Путь к лучшему пониманию драматурга-классика, убеждает Смелянский, не в следовании непременно каждой букве текста (хотя достойна сожаления смелость театральных неофитов, кромсающих текст классика как бог на душу положит, чтобы приспособить его к какой-нибудь чахлой режиссерской затее). Бывает, что О. Ефремов или Г. Товстоногов тоже вымарывают монологи, сжимают и передвигают действия, приспосабливая текст к своей задаче, – и это оправдано, но лишь тогда, когда совершается победа на сцене. А победа – всегда проникновение в дух создания, великую идею, владевшую умом и совестью автора. «История лошади» в БДТ, эта странная инсценировка «Холстомера», по форме далеко ушедшая от строгого жанра повести Толстого, стала победой потому, что спектакль в необычной форме нес именно толстовскую живую идею, главный пафос его личности, главную мысль Толстого.

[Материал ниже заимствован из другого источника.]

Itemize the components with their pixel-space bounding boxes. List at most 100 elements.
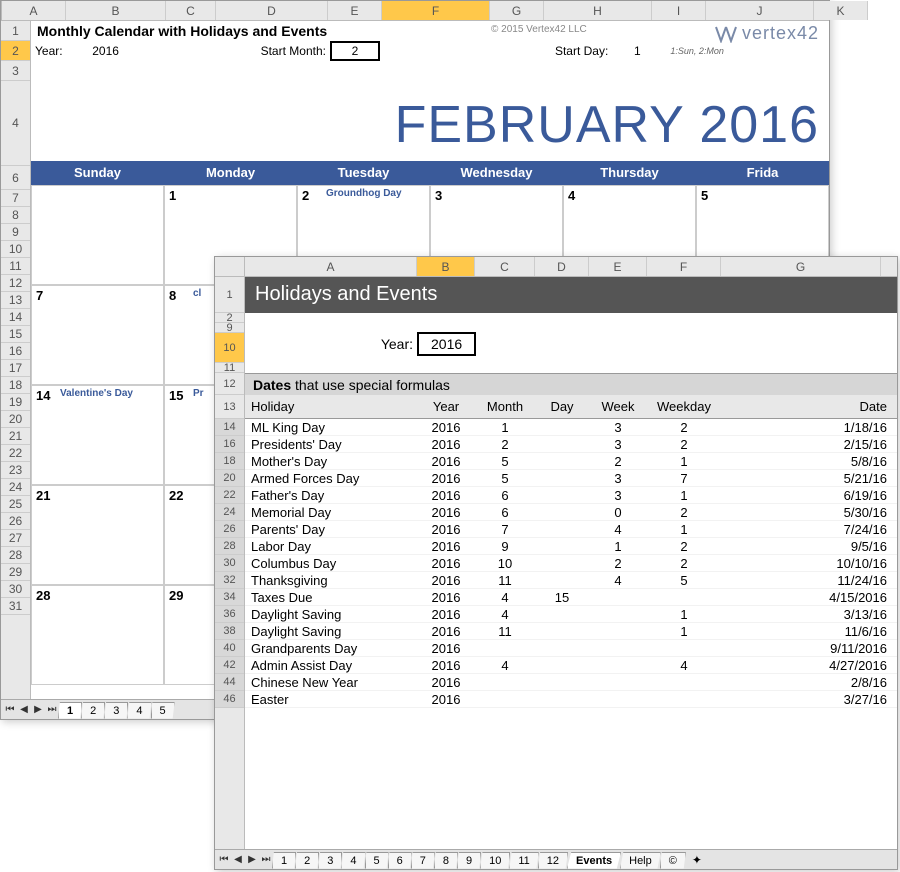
column-header-G[interactable]: G — [490, 1, 544, 20]
row-header-22[interactable]: 22 — [215, 487, 244, 504]
insert-sheet-icon[interactable]: ✦ — [692, 853, 702, 867]
row-header-11[interactable]: 11 — [1, 258, 30, 275]
table-row[interactable]: Columbus Day2016102210/10/16 — [245, 555, 897, 572]
select-all-corner[interactable] — [215, 257, 245, 276]
row-header-18[interactable]: 18 — [1, 377, 30, 394]
row-header-26[interactable]: 26 — [1, 513, 30, 530]
column-header-C[interactable]: C — [166, 1, 216, 20]
column-header-E[interactable]: E — [589, 257, 647, 276]
column-header-C[interactable]: C — [475, 257, 535, 276]
row-header-10[interactable]: 10 — [215, 333, 244, 363]
row-header-32[interactable]: 32 — [215, 572, 244, 589]
row-header-29[interactable]: 29 — [1, 564, 30, 581]
sheet-tab-5[interactable]: 5 — [151, 702, 175, 719]
table-row[interactable]: Taxes Due20164154/15/2016 — [245, 589, 897, 606]
table-row[interactable]: Armed Forces Day20165375/21/16 — [245, 470, 897, 487]
sheet-tab-2[interactable]: 2 — [81, 702, 105, 719]
table-row[interactable]: Memorial Day20166025/30/16 — [245, 504, 897, 521]
table-row[interactable]: Presidents' Day20162322/15/16 — [245, 436, 897, 453]
calendar-cell[interactable]: 21 — [31, 485, 164, 585]
row-header-9[interactable]: 9 — [1, 224, 30, 241]
row-header-15[interactable]: 15 — [1, 326, 30, 343]
row-header-14[interactable]: 14 — [215, 419, 244, 436]
table-row[interactable]: Admin Assist Day2016444/27/2016 — [245, 657, 897, 674]
cell-grid[interactable]: Holidays and Events Year: 2016 Dates tha… — [245, 277, 897, 849]
row-header-27[interactable]: 27 — [1, 530, 30, 547]
row-header-28[interactable]: 28 — [215, 538, 244, 555]
tab-nav-next[interactable]: ▶ — [31, 703, 45, 717]
row-header-14[interactable]: 14 — [1, 309, 30, 326]
row-header-30[interactable]: 30 — [215, 555, 244, 572]
sheet-tab-8[interactable]: 8 — [434, 852, 458, 869]
row-header-7[interactable]: 7 — [1, 190, 30, 207]
calendar-cell[interactable]: 14Valentine's Day — [31, 385, 164, 485]
row-header-16[interactable]: 16 — [1, 343, 30, 360]
row-header-12[interactable]: 12 — [215, 373, 244, 395]
row-header-8[interactable]: 8 — [1, 207, 30, 224]
column-header-F[interactable]: F — [647, 257, 721, 276]
sheet-tab-Help[interactable]: Help — [620, 852, 661, 869]
column-header-G[interactable]: G — [721, 257, 881, 276]
row-header-24[interactable]: 24 — [1, 479, 30, 496]
table-row[interactable]: Mother's Day20165215/8/16 — [245, 453, 897, 470]
row-header-26[interactable]: 26 — [215, 521, 244, 538]
tab-nav-prev[interactable]: ◀ — [17, 703, 31, 717]
row-header-40[interactable]: 40 — [215, 640, 244, 657]
sheet-tab-1[interactable]: 1 — [272, 852, 296, 869]
sheet-tab-9[interactable]: 9 — [457, 852, 481, 869]
row-header-12[interactable]: 12 — [1, 275, 30, 292]
table-row[interactable]: Daylight Saving201611111/6/16 — [245, 623, 897, 640]
row-header-19[interactable]: 19 — [1, 394, 30, 411]
row-header-23[interactable]: 23 — [1, 462, 30, 479]
row-header-17[interactable]: 17 — [1, 360, 30, 377]
row-header-16[interactable]: 16 — [215, 436, 244, 453]
column-header-H[interactable]: H — [544, 1, 652, 20]
sheet-tab-12[interactable]: 12 — [538, 852, 568, 869]
start-day-value[interactable]: 1 — [612, 43, 662, 59]
row-header-6[interactable]: 6 — [1, 166, 30, 190]
tab-nav-first[interactable]: ⏮ — [3, 703, 17, 717]
table-row[interactable]: Grandparents Day20169/11/2016 — [245, 640, 897, 657]
sheet-tab-4[interactable]: 4 — [127, 702, 151, 719]
tab-nav-last[interactable]: ⏭ — [259, 853, 273, 867]
column-header-J[interactable]: J — [706, 1, 814, 20]
row-header-4[interactable]: 4 — [1, 81, 30, 166]
column-header-B[interactable]: B — [66, 1, 166, 20]
row-header-1[interactable]: 1 — [1, 21, 30, 41]
row-header-36[interactable]: 36 — [215, 606, 244, 623]
calendar-cell[interactable]: 7 — [31, 285, 164, 385]
row-header-20[interactable]: 20 — [1, 411, 30, 428]
table-row[interactable]: Thanksgiving2016114511/24/16 — [245, 572, 897, 589]
row-header-31[interactable]: 31 — [1, 598, 30, 615]
row-header-9[interactable]: 9 — [215, 323, 244, 333]
column-header-A[interactable]: A — [2, 1, 66, 20]
row-header-2[interactable]: 2 — [1, 41, 30, 61]
row-header-10[interactable]: 10 — [1, 241, 30, 258]
table-row[interactable]: Parents' Day20167417/24/16 — [245, 521, 897, 538]
row-header-11[interactable]: 11 — [215, 363, 244, 373]
column-header-K[interactable]: K — [814, 1, 868, 20]
column-header-D[interactable]: D — [216, 1, 328, 20]
column-header-B[interactable]: B — [417, 257, 475, 276]
row-header-25[interactable]: 25 — [1, 496, 30, 513]
year-value[interactable]: 2016 — [417, 332, 476, 356]
column-header-I[interactable]: I — [652, 1, 706, 20]
row-header-42[interactable]: 42 — [215, 657, 244, 674]
row-header-21[interactable]: 21 — [1, 428, 30, 445]
table-row[interactable]: Easter20163/27/16 — [245, 691, 897, 708]
table-row[interactable]: Chinese New Year20162/8/16 — [245, 674, 897, 691]
row-header-34[interactable]: 34 — [215, 589, 244, 606]
row-header-1[interactable]: 1 — [215, 277, 244, 313]
row-header-20[interactable]: 20 — [215, 470, 244, 487]
sheet-tab-10[interactable]: 10 — [480, 852, 510, 869]
start-month-value[interactable]: 2 — [330, 41, 380, 61]
row-header-38[interactable]: 38 — [215, 623, 244, 640]
sheet-tab-©[interactable]: © — [660, 852, 686, 869]
year-value[interactable]: 2016 — [81, 43, 131, 59]
table-row[interactable]: ML King Day20161321/18/16 — [245, 419, 897, 436]
row-header-24[interactable]: 24 — [215, 504, 244, 521]
table-row[interactable]: Daylight Saving2016413/13/16 — [245, 606, 897, 623]
tab-nav-next[interactable]: ▶ — [245, 853, 259, 867]
row-header-13[interactable]: 13 — [215, 395, 244, 419]
row-header-22[interactable]: 22 — [1, 445, 30, 462]
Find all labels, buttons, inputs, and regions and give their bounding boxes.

Книга А. Смелянского еще раз убедительно подтвердила: мир великого художника не может быть на сцене лишь средством «самовыражения» режиссера, способом «использовать» классику в стремлении самоутвердиться. Зато попытка найти резонанс в современности великому наследию на подлинной глубине его содержания открывает путь к удаче.
Щелыковское эхо
Философ Бердяев напрасно выводил суть русского национального характера из особенностей равнинного пейзажа. Ему, видно, запала в память картина южнорусской степи. Здесь, к востоку и северу от центральной Руси, – пейзаж не равнинный, земля не плоска. С холмов над луговыми долинами, с зеленых горушек, с откосов глубоких оврагов видят и узнают друг друга бескрестные ныне купола.
Я был впервые в этих местах тому уже лет двадцать и попал в одно село неподалеку от Щелыкова, где любил бывать Александр Николаевич Островский, в жаркий июльский полдень. Автобус остановился у сельмага, пассажиры высыпали из дверей и зашагали по улице, а я, оглядевшись вокруг, пошел наугад через большой луг, обрывавшийся вдали крутым оврагом. На краю оврага, как на ровном зеленом блюде, стояла, издали слепившая солнечной белизной, церковь.
Пройдя сотню шагов, я вдруг заметил просекшую ее белую стену от купола донизу, зловещую, зигзагом шедшую трещину. Как черная молния рассекла она церковь и грозила в другую же минуту развалить ее. Никогда ничего похожего не случалось мне видеть.
Я шагал по траве, замусоренной щепой и битым камнем, по дернине, замятой и исцарапанной рубчатыми следами трактора. Ботинки мои цеплялись за обрывки проволоки, ржавые обручи от бочат, но я не смотрел под ноги: не мог отвести глаз от готовой рухнуть стены.
И только подойдя вплотную, увидел вдруг, что стена целым-целехонька, а черная молния густо, жирно намазана варом или сажей. Что за странность, подумал я. Вблизи можно было разглядеть, что один угол церкви был разрушен, будто бок ее подгрызла гигантская мышь. Красный, рваный кирпич обнажился из-под побелки. Груда битого камня, бесформенных, слипшихся половинками кирпичей со старыми белыми швами раствора лежала чуть поодаль. Обойдя церковь, я увидел на боковой стене доску, извещавшую, что передо мной памятник старинной архитектуры.